Mathias Rabiot :  “Oui et je dirais qu’il y a un autre élément intéressant dans la conception sobre qu’on a fait de ce site : c’est le mode d’affichage aléatoire choisi. On aurait  pu faire un affichage par ordre chronologique ou par thème. Cela agaçait parfois ma compagne qui avait du mal à retrouver une affiche qu’elle avait appréciée. Mais si la liste avait toujours été la même je pense que le site n’aurait pas eu le même succès. Cela a pu aider à lire, à relire et à découvrir les affiches différemment.

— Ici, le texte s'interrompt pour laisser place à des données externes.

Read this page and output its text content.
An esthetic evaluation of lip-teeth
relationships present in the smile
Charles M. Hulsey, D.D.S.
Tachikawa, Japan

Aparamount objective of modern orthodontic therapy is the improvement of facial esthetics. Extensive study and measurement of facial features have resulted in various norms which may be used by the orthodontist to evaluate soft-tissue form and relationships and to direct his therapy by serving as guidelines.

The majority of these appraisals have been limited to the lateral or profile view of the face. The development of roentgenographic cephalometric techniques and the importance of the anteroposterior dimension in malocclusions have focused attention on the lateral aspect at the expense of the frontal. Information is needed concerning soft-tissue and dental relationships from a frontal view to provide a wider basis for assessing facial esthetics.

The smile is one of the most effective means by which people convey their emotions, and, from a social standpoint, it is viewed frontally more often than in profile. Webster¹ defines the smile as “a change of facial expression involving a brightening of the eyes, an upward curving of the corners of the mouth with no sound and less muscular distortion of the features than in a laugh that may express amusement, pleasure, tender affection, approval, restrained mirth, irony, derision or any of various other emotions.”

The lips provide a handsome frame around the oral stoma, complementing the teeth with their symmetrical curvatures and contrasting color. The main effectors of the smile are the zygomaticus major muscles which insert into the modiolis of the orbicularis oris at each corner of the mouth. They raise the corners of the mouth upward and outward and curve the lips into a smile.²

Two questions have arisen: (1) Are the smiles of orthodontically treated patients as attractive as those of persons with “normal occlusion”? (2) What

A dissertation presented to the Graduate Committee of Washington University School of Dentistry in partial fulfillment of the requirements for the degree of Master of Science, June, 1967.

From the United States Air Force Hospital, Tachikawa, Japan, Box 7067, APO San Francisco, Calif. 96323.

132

Certaines fonctionnent au premier regard, d’autres nécessitent d’être apprivoisées dans le temps et se comprennent à la deuxième ou troisième lecture.”

Une dernière question pour conclure : est-ce que tu penses qu’il y aura une suite à tout ça. Est-ce que tu as été sollicité pour ça ? 

Mathias Rabiot :  “On a reçu un e-mail d’un chercheur qui souhaiterait analyser ce corpus d’affiches. On a pas eu le temps de s’en parler avec Geoffrey mais on pensait aussi à une exposition ou à un bouquin. Ces images ne nous appartiennent pas mais elle sont signées 24X36.art et elles témoignent d’un moment de mobilisation citoyenne important. Il y aurait une analyse sémiologique passionnante à faire de tout ça.”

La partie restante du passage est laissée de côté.